Dans les années précédant le contact avec les religieux de l'Institut d'été de linguistique -initié en 1956-, les différents clans se livraient à une guerre civile sans quartier. Certaines familles en ont tué d'autres et, plus tard, d'autres se sont vengés. Tentant d'échapper à cette spirale sanglante, certains ont choisi de rencontrer les missionnaires, qui ont attiré les indigènes pour commencer leur évangélisation. Cependant, le clan Taga, les Tagaeri, a décidé de rester dans la selva par méfiance des étrangers, laissant les Taromenane comme derniers peuples isolés en Equateur. Aujourd'hui, on pense que les Tagaeri ont disparu ou se sont intégrés dans les Taromenane.

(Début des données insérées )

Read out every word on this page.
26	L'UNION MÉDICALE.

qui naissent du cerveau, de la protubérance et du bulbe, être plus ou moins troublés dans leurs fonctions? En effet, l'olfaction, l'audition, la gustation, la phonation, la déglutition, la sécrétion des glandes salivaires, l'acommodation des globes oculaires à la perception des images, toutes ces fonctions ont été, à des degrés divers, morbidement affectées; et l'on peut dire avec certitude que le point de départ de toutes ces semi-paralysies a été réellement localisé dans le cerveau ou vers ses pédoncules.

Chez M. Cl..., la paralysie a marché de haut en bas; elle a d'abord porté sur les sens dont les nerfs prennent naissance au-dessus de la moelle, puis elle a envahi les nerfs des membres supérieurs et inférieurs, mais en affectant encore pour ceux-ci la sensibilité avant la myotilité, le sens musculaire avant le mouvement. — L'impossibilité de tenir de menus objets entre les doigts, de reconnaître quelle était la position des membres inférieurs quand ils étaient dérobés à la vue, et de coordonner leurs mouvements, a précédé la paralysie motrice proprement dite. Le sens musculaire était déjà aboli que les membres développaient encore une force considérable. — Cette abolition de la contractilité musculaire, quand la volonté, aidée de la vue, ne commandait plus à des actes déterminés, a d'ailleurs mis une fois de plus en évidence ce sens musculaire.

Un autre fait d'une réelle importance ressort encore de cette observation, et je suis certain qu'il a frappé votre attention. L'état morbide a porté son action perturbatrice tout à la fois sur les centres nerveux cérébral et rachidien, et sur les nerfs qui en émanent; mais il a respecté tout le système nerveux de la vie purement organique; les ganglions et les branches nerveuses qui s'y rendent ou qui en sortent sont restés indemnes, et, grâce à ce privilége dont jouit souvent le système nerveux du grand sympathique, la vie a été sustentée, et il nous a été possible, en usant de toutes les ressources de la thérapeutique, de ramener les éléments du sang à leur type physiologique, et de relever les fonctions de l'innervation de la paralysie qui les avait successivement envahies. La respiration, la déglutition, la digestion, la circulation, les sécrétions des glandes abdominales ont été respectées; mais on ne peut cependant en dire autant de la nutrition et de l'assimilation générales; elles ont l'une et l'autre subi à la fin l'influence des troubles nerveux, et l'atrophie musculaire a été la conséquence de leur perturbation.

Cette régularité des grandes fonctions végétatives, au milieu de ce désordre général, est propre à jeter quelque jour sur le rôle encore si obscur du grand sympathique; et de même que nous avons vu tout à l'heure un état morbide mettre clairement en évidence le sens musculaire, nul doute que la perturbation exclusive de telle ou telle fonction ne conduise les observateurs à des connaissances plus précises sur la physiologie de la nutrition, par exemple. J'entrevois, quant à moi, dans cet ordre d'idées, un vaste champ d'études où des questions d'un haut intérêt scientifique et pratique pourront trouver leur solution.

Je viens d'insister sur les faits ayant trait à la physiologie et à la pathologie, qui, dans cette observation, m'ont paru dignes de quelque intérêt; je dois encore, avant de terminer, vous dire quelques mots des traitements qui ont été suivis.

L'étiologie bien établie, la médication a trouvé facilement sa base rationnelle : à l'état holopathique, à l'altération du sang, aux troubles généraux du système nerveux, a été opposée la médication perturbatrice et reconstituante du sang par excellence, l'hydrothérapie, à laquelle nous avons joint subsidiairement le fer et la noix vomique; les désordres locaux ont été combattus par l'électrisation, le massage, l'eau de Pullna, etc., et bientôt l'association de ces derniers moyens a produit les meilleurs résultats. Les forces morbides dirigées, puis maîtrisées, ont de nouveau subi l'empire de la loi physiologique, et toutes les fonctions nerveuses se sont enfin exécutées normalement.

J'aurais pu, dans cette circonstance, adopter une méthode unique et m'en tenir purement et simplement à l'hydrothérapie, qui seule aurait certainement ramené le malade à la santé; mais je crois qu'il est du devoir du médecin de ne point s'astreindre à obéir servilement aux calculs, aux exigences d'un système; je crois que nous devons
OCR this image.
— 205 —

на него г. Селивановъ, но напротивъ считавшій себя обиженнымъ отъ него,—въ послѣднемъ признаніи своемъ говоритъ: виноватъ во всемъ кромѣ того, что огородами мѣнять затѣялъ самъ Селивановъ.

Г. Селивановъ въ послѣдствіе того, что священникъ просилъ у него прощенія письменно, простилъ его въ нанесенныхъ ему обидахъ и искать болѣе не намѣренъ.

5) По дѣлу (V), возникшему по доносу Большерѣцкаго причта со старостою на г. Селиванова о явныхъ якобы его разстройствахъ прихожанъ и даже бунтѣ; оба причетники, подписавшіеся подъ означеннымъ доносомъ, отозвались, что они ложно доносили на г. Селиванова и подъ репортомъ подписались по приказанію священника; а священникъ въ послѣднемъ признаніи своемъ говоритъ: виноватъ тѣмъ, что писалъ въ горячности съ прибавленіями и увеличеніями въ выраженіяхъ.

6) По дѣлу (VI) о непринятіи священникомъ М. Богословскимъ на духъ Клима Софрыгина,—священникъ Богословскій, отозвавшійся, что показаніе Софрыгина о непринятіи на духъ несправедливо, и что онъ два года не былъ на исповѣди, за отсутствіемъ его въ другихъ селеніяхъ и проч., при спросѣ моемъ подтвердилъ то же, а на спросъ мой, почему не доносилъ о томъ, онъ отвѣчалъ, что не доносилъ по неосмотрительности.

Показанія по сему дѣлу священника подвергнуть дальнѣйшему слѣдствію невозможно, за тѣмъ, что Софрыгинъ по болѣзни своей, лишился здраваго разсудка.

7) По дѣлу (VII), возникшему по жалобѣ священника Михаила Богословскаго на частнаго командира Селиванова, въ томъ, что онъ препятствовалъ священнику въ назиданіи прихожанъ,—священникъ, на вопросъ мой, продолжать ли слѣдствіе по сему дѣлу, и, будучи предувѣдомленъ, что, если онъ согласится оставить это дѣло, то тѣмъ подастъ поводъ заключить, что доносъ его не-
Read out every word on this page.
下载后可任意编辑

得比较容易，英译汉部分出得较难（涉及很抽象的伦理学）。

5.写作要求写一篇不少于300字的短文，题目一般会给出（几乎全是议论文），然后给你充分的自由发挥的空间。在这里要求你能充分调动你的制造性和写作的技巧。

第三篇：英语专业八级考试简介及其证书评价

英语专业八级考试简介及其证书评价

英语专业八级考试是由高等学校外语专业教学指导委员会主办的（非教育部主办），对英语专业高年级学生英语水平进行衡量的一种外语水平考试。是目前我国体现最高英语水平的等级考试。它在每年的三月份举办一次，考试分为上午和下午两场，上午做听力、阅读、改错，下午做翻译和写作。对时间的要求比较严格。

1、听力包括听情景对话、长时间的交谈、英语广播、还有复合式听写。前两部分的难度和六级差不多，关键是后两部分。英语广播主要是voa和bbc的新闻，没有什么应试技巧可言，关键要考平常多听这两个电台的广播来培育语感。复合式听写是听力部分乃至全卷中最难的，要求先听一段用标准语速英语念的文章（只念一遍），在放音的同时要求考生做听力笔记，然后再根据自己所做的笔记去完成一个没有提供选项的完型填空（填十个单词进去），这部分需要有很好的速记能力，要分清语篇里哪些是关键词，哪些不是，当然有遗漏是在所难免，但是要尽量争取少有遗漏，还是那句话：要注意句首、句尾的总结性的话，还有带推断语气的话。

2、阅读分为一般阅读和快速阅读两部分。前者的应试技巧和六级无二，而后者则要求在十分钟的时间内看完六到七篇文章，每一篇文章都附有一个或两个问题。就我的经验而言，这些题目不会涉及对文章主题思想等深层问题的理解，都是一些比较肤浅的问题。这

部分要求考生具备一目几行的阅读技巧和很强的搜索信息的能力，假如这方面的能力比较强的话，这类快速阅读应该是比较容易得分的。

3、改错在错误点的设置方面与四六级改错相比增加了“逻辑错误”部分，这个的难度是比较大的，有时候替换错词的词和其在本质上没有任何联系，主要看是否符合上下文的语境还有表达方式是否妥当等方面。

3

"Les grands-parents disent que dans le passé, les hommes voulaient la guerre et les femmes ont dit qu'elles ne voulaient plus vivre en paix ", dit Mencay Nenquihuihui Nihua, présidente de l'Association des femmes Waorani de l'Amazonie équatorienne (ANWAE). Cette organisation, créée en 2005 pour améliorer la vie et l'indépendance des femmes, a lancé le projet chocolat Wao. "Nous étions inquiètes parce que les hommes sortaient beaucoup de viande de brousse, chassaient et la vendaient au marché ", se souvient Mencay. "S'ils continuaient ainsi, ils allaient finir la viande et nos enfants n'en auraient plus. Et l'argent qu'ils gagnaient ils le dépensaient pour s'amuser et rentraient à la maison les mains vides ", a dit la dirigeante de 39 ans. 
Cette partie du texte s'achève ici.